Friday the 13th looms large in the sports betting world, forcing bet makers and bet takers alike to superstitiously cross their fingers even though there's no credible evidence that the second Friday of this month will carry more risk than any other day.
Having said that, excuse me while I go knock on wood.
Yes, as inconsistent with the known laws of science as superstition may be, when it comes to sports betting and Lady Luck, even the most rational of risk takers would just as soon not tempt fate. That's at least one plausible reason why gamblers will go to such extraordinary and, frankly, illogical lengths to entice good fortune.
Crap players routinely blow on the dice to breathe life back into the cubes. Some old-timers pass the dice when it rains.
Even stranger is the story of the English horseplayer who had the brim of his Fedora pelted with pigeon excrement one morning. That afternoon, he had his best betting day at the track. The next morning he again was the victim of bird droppings and, again, he won. But the birds failed to visit him on the third day and he lost. After that, the player tried standing under building ledges in an effort to increase his chances of having his hat dirtied with bird waste. It's said that the horseplayer only won on days when his hat was assaulted. Alas, the story, much like the player's hat, may be full of it.
Gambling and sports betting superstitions abound. It is considered bad luck to count your poker chips or allow anyone to peer over your shoulder. At one time, a man who drew a hand of jacks full over red sevens was not expected to leave the game alive.
The most infamous and unluckiest poker hand of all though is the two pair of aces and eights held by Wild Bill Hickok at the Number Ten Saloon in Deadwood, in the Dakota Territories, on the afternoon of Aug. 2, 1876. As he studied his hand, a drifter named Jack McCall shot Hickok in the back of the head. Ever since, aces and eights have been known as Dead Man's Hand, the ultimate bad luck draw.
In Western culture, triskadekaphobia - fear of the number 13 - is well established. But for many Chinese, the number four should be avoided because in Cantonese, "four" sounds like the word for dying. While most Nevada hotels and casinos do not have a 13th floor, Caesars Palace does not have a 15th floor in its Roman towers because Caesar was first warned ("Beware the ides of March") then murdered on the 15th day of the month. The number is believed to be unlucky in Italian gambling culture.
Most casinos do not pay winners with $50 bills. "Frogs," as they're called, are said to be unlucky.
Of course, gamblers are not the only ones who are superstitious. Pit bosses have been known to change their ties or stand on one leg in an effort to halt a player's winning streak. A change of dealers, dice or decks also is quite common.
"We get calls from the eye in the sky (surveillance) to keep the dice on the come out roll or keep the dice on hard numbers or even numbers or turn one every other roll, dumb stuff like that," revealed one casino executive who asked not to be identified. "The most common thing is to change the stickman, as if he has something to do with what's happening. It's ridiculous. Sometimes the whole crew is told to pick up the dice table and move it an inch, like that's going to change anything. It's insane."

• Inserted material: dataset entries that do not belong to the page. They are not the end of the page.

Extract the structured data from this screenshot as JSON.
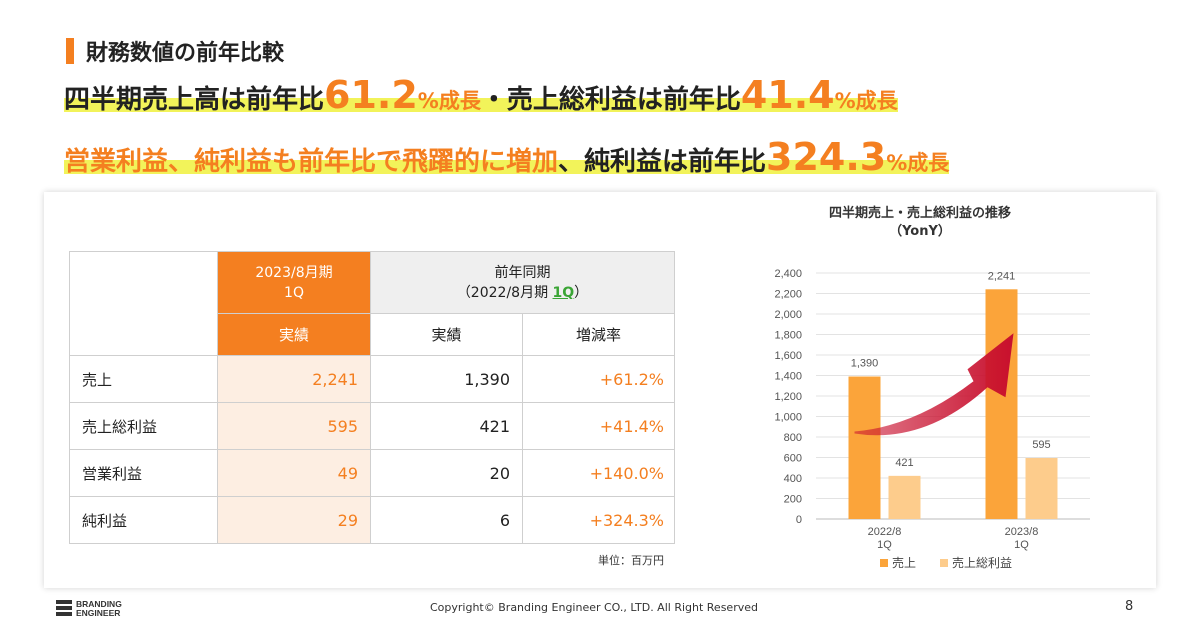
{
  "section_title": "財務数値の前年比較",
  "headline1": {
    "part1": "四半期売上高は前年比",
    "value1": "61.2",
    "pct1": "%成長",
    "part2": "・売上総利益は前年比",
    "value2": "41.4",
    "pct2": "%成長"
  },
  "headline2": {
    "part1": "営業利益、純利益も前年比で飛躍的に増加",
    "part2": "、純利益は前年比",
    "value": "324.3",
    "pct": "%成長"
  },
  "table": {
    "current_period_line1": "2023/8月期",
    "current_period_line2": "1Q",
    "prev_period_line1": "前年同期",
    "prev_period_open": "（2022/8月期 ",
    "prev_period_q": "1Q",
    "prev_period_close": "）",
    "col_actual_current": "実績",
    "col_actual_prev": "実績",
    "col_rate": "増減率",
    "rows": [
      {
        "label": "売上",
        "current": "2,241",
        "prev": "1,390",
        "rate": "+61.2%"
      },
      {
        "label": "売上総利益",
        "current": "595",
        "prev": "421",
        "rate": "+41.4%"
      },
      {
        "label": "営業利益",
        "current": "49",
        "prev": "20",
        "rate": "+140.0%"
      },
      {
        "label": "純利益",
        "current": "29",
        "prev": "6",
        "rate": "+324.3%"
      }
    ],
    "unit": "単位：百万円"
  },
  "chart_data": {
    "type": "bar",
    "title": "四半期売上・売上総利益の推移",
    "subtitle": "（YonY）",
    "categories": [
      [
        "2022/8",
        "1Q"
      ],
      [
        "2023/8",
        "1Q"
      ]
    ],
    "series": [
      {
        "name": "売上",
        "values": [
          1390,
          2241
        ],
        "labels": [
          "1,390",
          "2,241"
        ],
        "color": "#fba43a"
      },
      {
        "name": "売上総利益",
        "values": [
          421,
          595
        ],
        "labels": [
          "421",
          "595"
        ],
        "color": "#fdcc8c"
      }
    ],
    "ylim": [
      0,
      2400
    ],
    "yticks": [
      "0",
      "200",
      "400",
      "600",
      "800",
      "1,000",
      "1,200",
      "1,400",
      "1,600",
      "1,800",
      "2,000",
      "2,200",
      "2,400"
    ],
    "ytick_values": [
      0,
      200,
      400,
      600,
      800,
      1000,
      1200,
      1400,
      1600,
      1800,
      2000,
      2200,
      2400
    ],
    "grid": true,
    "legend": "bottom",
    "arrow_color": "#c8102e"
  },
  "footer": {
    "logo_line1": "BRANDING",
    "logo_line2": "ENGINEER",
    "copyright": "Copyright© Branding Engineer CO., LTD. All Right Reserved",
    "page": "8"
  },
  "colors": {
    "accent": "#f47f20",
    "highlight": "#f2f35a",
    "green": "#3aa535"
  }
}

Insane or merely stupid, you're unlikely to find either players or bookmakers going out of their way to provoke Lady Luck when betting.
Sports, too, has its superstitions. Baseball players consider a cross-eyed woman bad luck... unless somehow she spits in her beer. In golf, it is said to be bad luck to keep score with someone else's pencil.

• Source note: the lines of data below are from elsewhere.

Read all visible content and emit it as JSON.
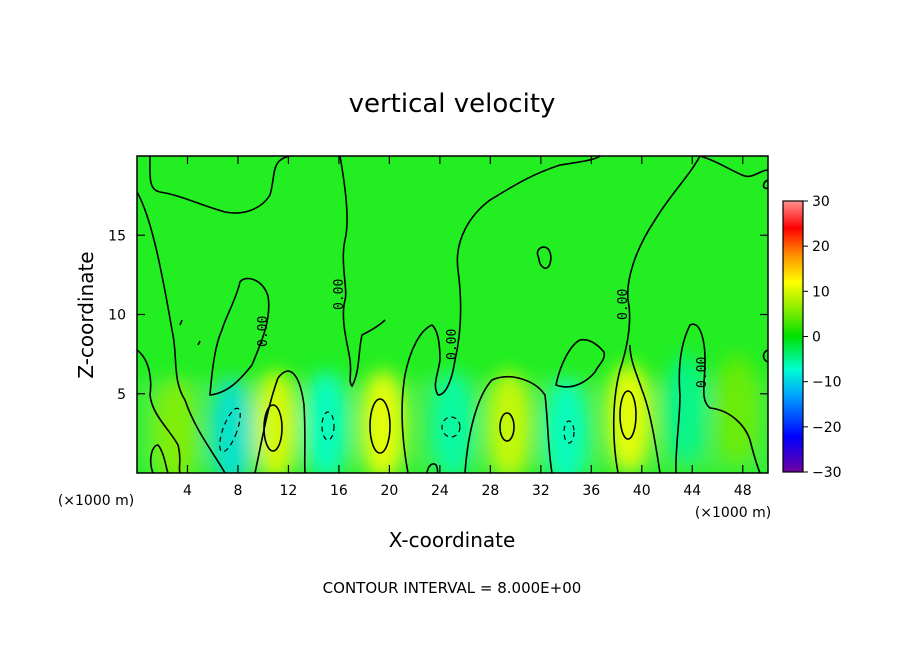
{
  "chart_data": {
    "type": "heatmap",
    "title": "vertical velocity",
    "xlabel": "X-coordinate",
    "ylabel": "Z-coordinate",
    "x_unit_left": "(×1000 m)",
    "x_unit_right": "(×1000 m)",
    "xlim": [
      0,
      50
    ],
    "ylim": [
      0,
      20
    ],
    "x_ticks": [
      4,
      8,
      12,
      16,
      20,
      24,
      28,
      32,
      36,
      40,
      44,
      48
    ],
    "x_tick_labels": [
      "4",
      "8",
      "12",
      "16",
      "20",
      "24",
      "28",
      "32",
      "36",
      "40",
      "44",
      "48"
    ],
    "y_ticks": [
      5,
      10,
      15
    ],
    "y_tick_labels": [
      "5",
      "10",
      "15"
    ],
    "colorbar": {
      "min": -30,
      "max": 30,
      "ticks": [
        30,
        20,
        10,
        0,
        -10,
        -20,
        -30
      ],
      "tick_labels": [
        "30",
        "20",
        "10",
        "0",
        "−10",
        "−20",
        "−30"
      ]
    },
    "contour_labels": [
      "0.00",
      "0.00",
      "0.00",
      "0.00",
      "0.00"
    ],
    "footer": "CONTOUR INTERVAL = 8.000E+00",
    "cells": [
      {
        "x": 3,
        "z": 2.5,
        "value": 6
      },
      {
        "x": 7.5,
        "z": 2.5,
        "value": -9
      },
      {
        "x": 11,
        "z": 3,
        "value": 11
      },
      {
        "x": 15,
        "z": 3,
        "value": -7
      },
      {
        "x": 19.5,
        "z": 3,
        "value": 12
      },
      {
        "x": 25,
        "z": 3,
        "value": -6
      },
      {
        "x": 29.5,
        "z": 3,
        "value": 10
      },
      {
        "x": 34,
        "z": 2.5,
        "value": -7
      },
      {
        "x": 39,
        "z": 3.5,
        "value": 12
      },
      {
        "x": 43.5,
        "z": 4,
        "value": -5
      },
      {
        "x": 47.5,
        "z": 4,
        "value": 5
      }
    ]
  }
}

Athletes have their own individual superstitions, too. The boxer Kid Chocolate practiced one of the oddest routines. The Kid would step into the ring only after the laces of his right shoe were tied in front and the laces of his left shoe were tied in back.

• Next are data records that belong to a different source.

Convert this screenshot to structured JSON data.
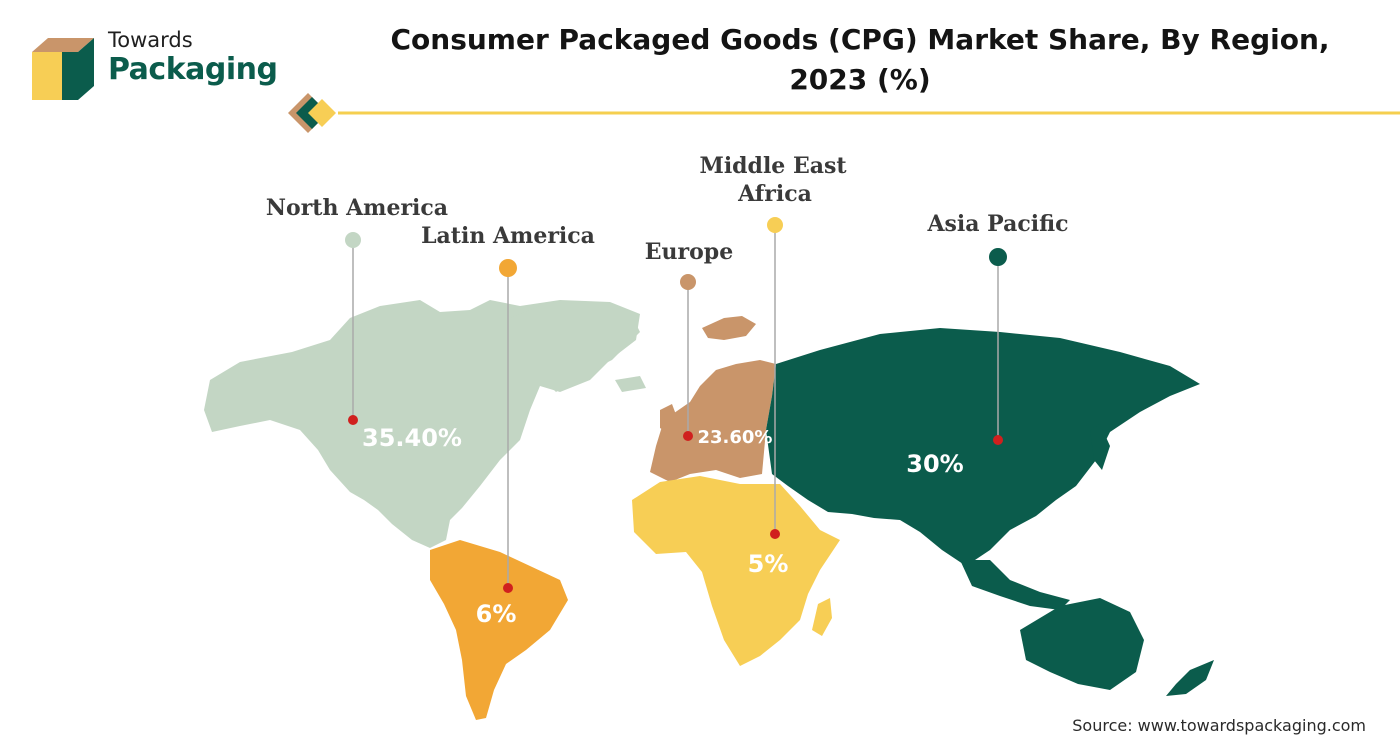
{
  "header": {
    "logo_line1": "Towards",
    "logo_line2": "Packaging",
    "title_line1": "Consumer Packaged Goods (CPG) Market Share, By Region,",
    "title_line2": "2023 (%)"
  },
  "colors": {
    "north_america": "#c3d6c4",
    "latin_america": "#f2a735",
    "europe": "#c9956a",
    "middle_east_africa": "#f7ce55",
    "asia_pacific": "#0b5c4c",
    "marker": "#d0201e",
    "accent_line": "#f5cf4f"
  },
  "chart_data": {
    "type": "map",
    "title": "Consumer Packaged Goods (CPG) Market Share, By Region, 2023 (%)",
    "regions": [
      {
        "id": "north_america",
        "name": "North America",
        "value": 35.4,
        "label": "35.40%"
      },
      {
        "id": "latin_america",
        "name": "Latin America",
        "value": 6,
        "label": "6%"
      },
      {
        "id": "europe",
        "name": "Europe",
        "value": 23.6,
        "label": "23.60%"
      },
      {
        "id": "middle_east_africa",
        "name": "Middle East Africa",
        "value": 5,
        "label": "5%"
      },
      {
        "id": "asia_pacific",
        "name": "Asia Pacific",
        "value": 30,
        "label": "30%"
      }
    ]
  },
  "labels": {
    "north_america": "North America",
    "latin_america": "Latin America",
    "europe": "Europe",
    "mea_line1": "Middle East",
    "mea_line2": "Africa",
    "asia_pacific": "Asia Pacific"
  },
  "values": {
    "north_america": "35.40%",
    "latin_america": "6%",
    "europe": "23.60%",
    "middle_east_africa": "5%",
    "asia_pacific": "30%"
  },
  "footer": {
    "source": "Source: www.towardspackaging.com"
  }
}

Then there is the story of the race trainer Sam Hildreth, a man who put great faith in his dreams, especially when betting. One night, Hildreth dreamed of a large hat. The next day he scanned the entries for a horse with the word "hat" in his name. He found two, Hatrick and Top Hat. As luck would have it, both horses were entered in the same race so Hildreth bet on both horses to win.
Hatrick and Top Hat ran nose-to-nose, well in front of the field for almost the entire race. But just when it looked as though they were going to finish one-two, another horse came flying down the stretch to snatch victory away from the two "hat" horses.
The name of the winner was Sombrero.